Apple Pay est également en concurrence sur le marché des paiements mobiles avec des offres d’autres sociétés de technologie, telles que Google Pay ou Samsung Pay. Selon les estimations de Gene Munster, analyste chez Loup Ventures, 25% seulement des utilisateurs d’iPhone aux États-Unis ont déjà activé Apple Pay.
«Ils ont appelé cela une excellente utilisation. Je l’appellerais une prise médiocre », a déclaré Little.
«La raison pour laquelle ils proposent une multitude de services est d’amener les utilisateurs à conserver leurs appareils plus longtemps."
Selon un rapport de l’analyste de Wedbush Securities, Daniel Ives, la carte pourrait compter «des dizaines de millions» d’utilisateurs aux États-Unis seulement au cours des prochaines années.
Dans certains pays, dont la Chine, les entreprises de haute technologie telles que Alibaba et Tencent occupent désormais une plus grande part du marché des paiements que les banques, a déclaré Vergne. Que cela devienne le cas en Amérique du Nord ou en Europe relève de la politique publique, ajoute-t-il.
"Les régulateurs des économies occidentales vont-ils permettre cela ici?", A déclaré Vergne.
Déjà, cependant, les institutions financières ont reculé contre les géants de la technologie, ou du moins en partenariat avec eux. Presque toutes les banques et toutes les sociétés de cartes de crédit possèdent leur propre application proposant divers éléments des services proposés avec Apple Pay, Google Pay ou Samsung Pay. Autrefois, les banques étaient un fervent défenseur de la culture d’affaires ultra-conservatrice.
"Mais ce n'est plus vrai", a déclaré Vergne.
Bien que Apple Card ne soit actuellement disponible que pour les résidents américains, grâce à un partenariat avec Goldman Sachs, Little a déclaré qu’il n’y avait aucun doute que Apple avait des ambitions plus mondiales.
«Je pense que les sociétés de services financiers traditionnelles devraient être en quelque sorte ébouriffées», a déclaré Little. "Ils veulent toujours être top du portefeuille."

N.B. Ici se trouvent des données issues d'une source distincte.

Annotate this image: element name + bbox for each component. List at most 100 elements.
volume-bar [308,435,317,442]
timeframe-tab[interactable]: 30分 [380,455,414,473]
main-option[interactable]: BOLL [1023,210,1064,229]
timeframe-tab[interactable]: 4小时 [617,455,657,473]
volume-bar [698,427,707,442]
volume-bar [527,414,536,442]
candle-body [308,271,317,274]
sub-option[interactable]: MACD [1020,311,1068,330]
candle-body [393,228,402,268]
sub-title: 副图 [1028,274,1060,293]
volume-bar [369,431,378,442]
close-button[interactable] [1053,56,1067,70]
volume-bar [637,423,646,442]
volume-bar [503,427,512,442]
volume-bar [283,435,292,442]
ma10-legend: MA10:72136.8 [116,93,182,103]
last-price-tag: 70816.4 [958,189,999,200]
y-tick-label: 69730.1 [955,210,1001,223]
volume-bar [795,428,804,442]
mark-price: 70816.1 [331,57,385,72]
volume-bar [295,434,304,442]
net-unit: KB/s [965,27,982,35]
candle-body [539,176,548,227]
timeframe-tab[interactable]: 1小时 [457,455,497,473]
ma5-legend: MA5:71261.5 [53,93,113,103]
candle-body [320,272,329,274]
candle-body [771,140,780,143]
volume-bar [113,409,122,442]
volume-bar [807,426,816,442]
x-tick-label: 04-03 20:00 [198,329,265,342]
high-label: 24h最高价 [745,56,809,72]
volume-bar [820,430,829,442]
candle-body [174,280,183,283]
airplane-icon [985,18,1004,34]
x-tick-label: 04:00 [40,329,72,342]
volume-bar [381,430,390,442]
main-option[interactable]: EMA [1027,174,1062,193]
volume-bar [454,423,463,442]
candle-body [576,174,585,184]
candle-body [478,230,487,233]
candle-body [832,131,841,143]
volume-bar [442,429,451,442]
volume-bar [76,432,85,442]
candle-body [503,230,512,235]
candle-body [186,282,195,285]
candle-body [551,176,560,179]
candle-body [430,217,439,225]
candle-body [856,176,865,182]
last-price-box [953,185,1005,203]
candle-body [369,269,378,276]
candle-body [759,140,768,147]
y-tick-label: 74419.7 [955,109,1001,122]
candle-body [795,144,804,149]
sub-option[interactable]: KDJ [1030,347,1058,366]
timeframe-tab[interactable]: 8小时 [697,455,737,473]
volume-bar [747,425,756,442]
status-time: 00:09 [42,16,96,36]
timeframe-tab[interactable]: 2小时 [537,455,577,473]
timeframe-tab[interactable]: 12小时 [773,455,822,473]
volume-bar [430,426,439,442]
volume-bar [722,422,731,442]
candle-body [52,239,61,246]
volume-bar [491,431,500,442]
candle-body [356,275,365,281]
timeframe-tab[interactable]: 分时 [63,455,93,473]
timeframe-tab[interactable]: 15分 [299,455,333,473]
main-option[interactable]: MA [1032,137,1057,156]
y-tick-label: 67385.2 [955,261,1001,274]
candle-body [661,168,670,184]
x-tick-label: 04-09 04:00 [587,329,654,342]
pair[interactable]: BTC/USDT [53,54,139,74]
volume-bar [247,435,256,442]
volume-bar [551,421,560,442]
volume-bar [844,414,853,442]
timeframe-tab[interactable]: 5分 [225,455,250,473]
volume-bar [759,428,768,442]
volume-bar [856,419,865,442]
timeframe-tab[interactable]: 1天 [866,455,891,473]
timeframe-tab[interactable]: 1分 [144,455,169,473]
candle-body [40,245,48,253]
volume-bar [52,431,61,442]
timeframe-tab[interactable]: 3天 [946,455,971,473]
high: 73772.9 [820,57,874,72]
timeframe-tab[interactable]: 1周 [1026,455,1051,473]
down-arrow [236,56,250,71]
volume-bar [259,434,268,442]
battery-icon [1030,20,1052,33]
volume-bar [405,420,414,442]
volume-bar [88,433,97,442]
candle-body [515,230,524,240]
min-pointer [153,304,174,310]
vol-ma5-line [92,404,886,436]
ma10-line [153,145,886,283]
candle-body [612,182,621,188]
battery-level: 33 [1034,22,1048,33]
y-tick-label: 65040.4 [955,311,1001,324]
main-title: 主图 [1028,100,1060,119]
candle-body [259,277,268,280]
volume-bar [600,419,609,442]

Les porte-parole d’Apple n’auraient pas à commenter si la société envisagerait d’offrir la carte sur d’autres marchés, y compris le Canada.
Si Apple décide d’élargir ce service à d’autres marchés, il ya fort à parier qu’elle ne partira pas seule. Dans la plupart des pays, le secteur financier est soumis à une réglementation suffisamment stricte pour qu’il soit plus facile, plus rapide et moins coûteux de s’associer à une banque existante pour émettre la carte.
«Il faudrait un partenaire où qu’il opère. Ici au Canada, ce serait probablement l'une des cinq grandes banques », a déclaré Vergne.
Au Canada, toute carte de crédit est soumise à de nombreuses réglementations fédérales et provinciales.
Un porte-parole du principal organisme de réglementation financière du pays a déclaré que Apple pourrait choisir de faire cavalier seul en demandant à devenir une institution financière réglementée, ce qui signifie qu’ils pourraient émettre leurs propres cartes. L’approche conjointe est également une option, a déclaré Jason LaMontagne, responsable des communications au Bureau du surintendant des institutions financières.
«Si un nouvel entrant souhaite commercialiser une nouvelle offre de cartes de crédit, il peut choisir l'une de ces approches ou un nouveau modèle d'entreprise qui devra respecter les règles ou réglementations provinciales ou fédérales applicables», a déclaré LaMontagne. "Sans connaître le plan d'entreprise, il serait difficile de déterminer quelles règles ou quels règlements s'appliqueraient."
Que ce soit seul ou avec un partenaire au Canada, la carte Apple ne représente qu'un pas dans l’idée d’un portefeuille électronique complet pour remplacer le besoin de services financiers traditionnels, a suggéré Little.
"Je ne pense pas que les cartes de crédit partent de si tôt."